Distracting Myself By Jotting Thoughts About: First Class
Computer went weird again. Brain can't handle the problem solving. Will do that tomorrow. Memory test came back fine this morning. So I don't even know. Is it the more modern browser so I could poke at Tumblr? In which case eff tumblr. But anyway, yesterday during the longest friday ever/the longest day eve part 1-to be continued tuesday; I fast forwarded through X-men First Class.
What I got from it, was a lot of flinching, on my part.
But first, I did see the vibing between Erik and Charles. But I've always seen that vibing, in the comics, in the cartoons, in the first movie-verse. It's always been, closer than friends, not quite brothers, two sides of the same coin, both obstructed from seeing broader perspectives by privilege or pain or both.
But I did fast fwd through it. I was flincing. A lot. I kept thinking of things like; two white men cruising a strip club wherein a black woman is appearing? How does that even work, given segregation vs desegregation and all those politics? Even if Angel's meant to be read as Latin@ (as if she couldnt' be afro-latin@), that's still a tricky set of circumstances. And I was left pondering why in the hell would she trust them even a little bit, even if they did, or one of them at least 'reveal' themselves first.
The Nazi scenes with Sebastian Shaw' felt, forced. But probably not in the way people may think I mean. The violence, sociopathy, casual dehumanization felt a touch glossed over, with them having Erik fixated on his mother and on getting to one man in particular for personal revenge. When the things he'd have seen in that camp; the truth about nazi gold, coming from fillings, jewelery, etc..., the horrors of it all. There was something in the casual aspect that felt forced and rushed.
Maybe it was the blase, slick, almost untouchachable, we'll deal with the Nazi's, and how evil they were/are, and Erik's pain. But the fact that he's a white appearing man in the US in this time period, wherein hoes and dogs are being set against young people in the streets and all the rest of it. Somehow... that's not mentioned until Shaw says the word 'enslaved' and somehow the black guy's meant to take that personal.
There were three minute scenes I liked, here and there. Erik remembering Shabbos with his mother; Hank glorying in having a good run for the first time; Raven calling Charles on all he doesn't want to see, because he can hide so easily.

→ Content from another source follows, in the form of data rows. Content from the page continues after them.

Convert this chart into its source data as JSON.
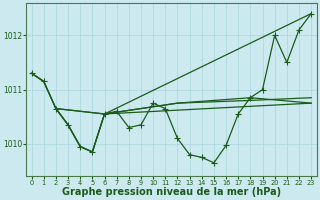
{
  "background_color": "#cde9f0",
  "grid_color": "#aad4dc",
  "line_color": "#1a5c1a",
  "marker_color": "#1a5c1a",
  "xlabel": "Graphe pression niveau de la mer (hPa)",
  "xlabel_fontsize": 7.0,
  "xlim": [
    -0.5,
    23.5
  ],
  "ylim": [
    1009.4,
    1012.6
  ],
  "yticks": [
    1010,
    1011,
    1012
  ],
  "xticks": [
    0,
    1,
    2,
    3,
    4,
    5,
    6,
    7,
    8,
    9,
    10,
    11,
    12,
    13,
    14,
    15,
    16,
    17,
    18,
    19,
    20,
    21,
    22,
    23
  ],
  "line1_x": [
    0,
    1,
    2,
    3,
    4,
    5,
    6,
    7,
    8,
    9,
    10,
    11,
    12,
    13,
    14,
    15,
    16,
    17,
    18,
    19,
    20,
    21,
    22,
    23
  ],
  "line1_y": [
    1011.3,
    1011.15,
    1010.65,
    1010.35,
    1009.95,
    1009.85,
    1010.55,
    1010.6,
    1010.3,
    1010.35,
    1010.75,
    1010.65,
    1010.1,
    1009.8,
    1009.75,
    1009.65,
    1009.97,
    1010.55,
    1010.85,
    1011.0,
    1012.0,
    1011.5,
    1012.1,
    1012.4
  ],
  "line2_x": [
    0,
    1,
    2,
    3,
    4,
    5,
    6,
    23
  ],
  "line2_y": [
    1011.3,
    1011.15,
    1010.65,
    1010.35,
    1009.95,
    1009.85,
    1010.55,
    1012.4
  ],
  "line3_x": [
    0,
    1,
    2,
    3,
    4,
    5,
    6,
    23
  ],
  "line3_y": [
    1011.3,
    1011.15,
    1010.65,
    1010.35,
    1009.95,
    1009.85,
    1010.55,
    1010.75
  ],
  "line4_x": [
    2,
    6,
    12,
    18,
    23
  ],
  "line4_y": [
    1010.65,
    1010.55,
    1010.75,
    1010.8,
    1010.85
  ],
  "line5_x": [
    2,
    6,
    12,
    18,
    23
  ],
  "line5_y": [
    1010.65,
    1010.55,
    1010.75,
    1010.85,
    1010.75
  ]
}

They balanced things like having loved Hank McCoy as a character for years, and knowing he started out big, and his parents supported him despite his size. And thinking for years of Raven as being immeasurably old. And rolling my eyes at the thought that Kurt comes about because Raven joins a team after kissing Erik, but ends up with a child by Azrael who has Kurt's exact powers, but is red.

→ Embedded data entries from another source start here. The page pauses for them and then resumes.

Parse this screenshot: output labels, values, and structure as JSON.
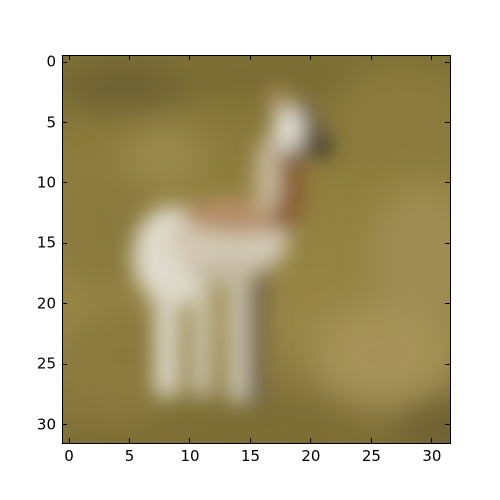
{
  "figure": {
    "x_ticks": [
      "0",
      "5",
      "10",
      "15",
      "20",
      "25",
      "30"
    ],
    "y_ticks": [
      "0",
      "5",
      "10",
      "15",
      "20",
      "25",
      "30"
    ],
    "image": {
      "description": "blurry low-resolution photo of a young antelope standing in grassland",
      "colors": {
        "grass_light": "#9f8c4e",
        "grass_mid": "#8c7a3f",
        "grass_dark": "#6f6231",
        "animal_white": "#e8e4da",
        "animal_brown": "#8a5d35",
        "animal_dark": "#3b3328"
      }
    }
  }
}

What the movie did for me, the most, the most flinching aspects? Were seeing these two white men, ignore everyone else's struggles because one wants to be seen as special, and the other is convinced that somehow mutants will draw below even blacks - somehow humans will unite together. Two world wars didn't do it. Equality, treating one another as human has to be legislated and policed, but somehow, mutants, more than the threat of WW3, more than bombs. More than nuclear holocaust, will unite humanity to erase all their ills and go after just mutants.

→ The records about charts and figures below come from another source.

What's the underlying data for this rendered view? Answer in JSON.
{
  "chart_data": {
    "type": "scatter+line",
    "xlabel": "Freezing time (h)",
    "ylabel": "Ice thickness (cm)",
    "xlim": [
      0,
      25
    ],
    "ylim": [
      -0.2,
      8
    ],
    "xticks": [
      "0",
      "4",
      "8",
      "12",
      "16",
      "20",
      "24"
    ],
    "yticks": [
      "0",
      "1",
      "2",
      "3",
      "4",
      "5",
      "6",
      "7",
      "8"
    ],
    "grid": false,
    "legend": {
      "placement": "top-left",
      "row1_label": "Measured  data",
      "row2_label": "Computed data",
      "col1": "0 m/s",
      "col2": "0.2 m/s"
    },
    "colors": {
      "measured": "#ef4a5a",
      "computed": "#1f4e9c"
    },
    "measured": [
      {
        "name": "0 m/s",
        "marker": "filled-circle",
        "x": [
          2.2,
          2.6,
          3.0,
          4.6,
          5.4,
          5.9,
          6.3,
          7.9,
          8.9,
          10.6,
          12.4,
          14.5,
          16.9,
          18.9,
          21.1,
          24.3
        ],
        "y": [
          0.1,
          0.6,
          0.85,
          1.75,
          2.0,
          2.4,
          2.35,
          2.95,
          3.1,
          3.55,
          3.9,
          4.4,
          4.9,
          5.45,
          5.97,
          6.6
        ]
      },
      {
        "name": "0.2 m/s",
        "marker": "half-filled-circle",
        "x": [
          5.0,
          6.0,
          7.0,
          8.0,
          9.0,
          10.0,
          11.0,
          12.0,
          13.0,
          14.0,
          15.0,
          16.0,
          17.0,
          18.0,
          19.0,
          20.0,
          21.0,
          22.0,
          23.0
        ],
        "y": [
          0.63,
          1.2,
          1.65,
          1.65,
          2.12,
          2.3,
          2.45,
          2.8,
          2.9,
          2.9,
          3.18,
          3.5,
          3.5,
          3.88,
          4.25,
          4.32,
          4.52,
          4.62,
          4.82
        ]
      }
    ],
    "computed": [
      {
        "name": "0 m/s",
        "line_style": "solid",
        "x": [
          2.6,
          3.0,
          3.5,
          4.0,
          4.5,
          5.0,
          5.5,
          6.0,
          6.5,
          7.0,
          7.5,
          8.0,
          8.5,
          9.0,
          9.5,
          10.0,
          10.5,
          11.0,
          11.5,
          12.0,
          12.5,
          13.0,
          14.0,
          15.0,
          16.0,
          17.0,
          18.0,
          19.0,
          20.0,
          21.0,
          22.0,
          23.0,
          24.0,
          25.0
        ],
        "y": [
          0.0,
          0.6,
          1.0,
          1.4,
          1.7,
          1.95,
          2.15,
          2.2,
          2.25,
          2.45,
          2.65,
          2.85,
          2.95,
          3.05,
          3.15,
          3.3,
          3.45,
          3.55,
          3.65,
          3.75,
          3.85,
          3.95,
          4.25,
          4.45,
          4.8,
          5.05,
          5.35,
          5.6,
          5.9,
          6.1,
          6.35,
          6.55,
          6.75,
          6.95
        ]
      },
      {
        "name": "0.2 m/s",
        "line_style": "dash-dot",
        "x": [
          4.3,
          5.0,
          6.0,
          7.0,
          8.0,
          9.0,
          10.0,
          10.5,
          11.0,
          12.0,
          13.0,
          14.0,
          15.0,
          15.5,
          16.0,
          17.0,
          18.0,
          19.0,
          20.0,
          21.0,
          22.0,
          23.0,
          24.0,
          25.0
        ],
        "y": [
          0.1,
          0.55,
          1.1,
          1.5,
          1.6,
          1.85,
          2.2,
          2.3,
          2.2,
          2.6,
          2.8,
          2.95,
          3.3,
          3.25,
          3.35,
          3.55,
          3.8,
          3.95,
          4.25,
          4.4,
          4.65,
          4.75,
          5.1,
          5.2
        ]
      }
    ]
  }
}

I found myself thinking constantly of how different the story might go, how much more pained and flawed the characters, or perhaps how much grander they might be, if the reality of the ugliness of the time and world they lived in (that we still live in) was incorporated.
Raven might give two figs about the colour of Darwin's skin. But the white boys who grew up white are just gonna accept him? It's Hank being called upsetting names? No one slips up and calls Darwin the n-word even once? Uh huh. Yeah. Suuuuure.
So yeah, I fstfwed through several points and ended up thinking; huh, no wonder fandom was all over it - two white men, touching one another and showing concern.
The one last bright spot, despite the fact that there was no reason Emma couldn't go diamond UNDER her damn clothes? Was the thought of Erik having Raven as one hand, and Emma as the other. I always thought he'd work well with the both of them.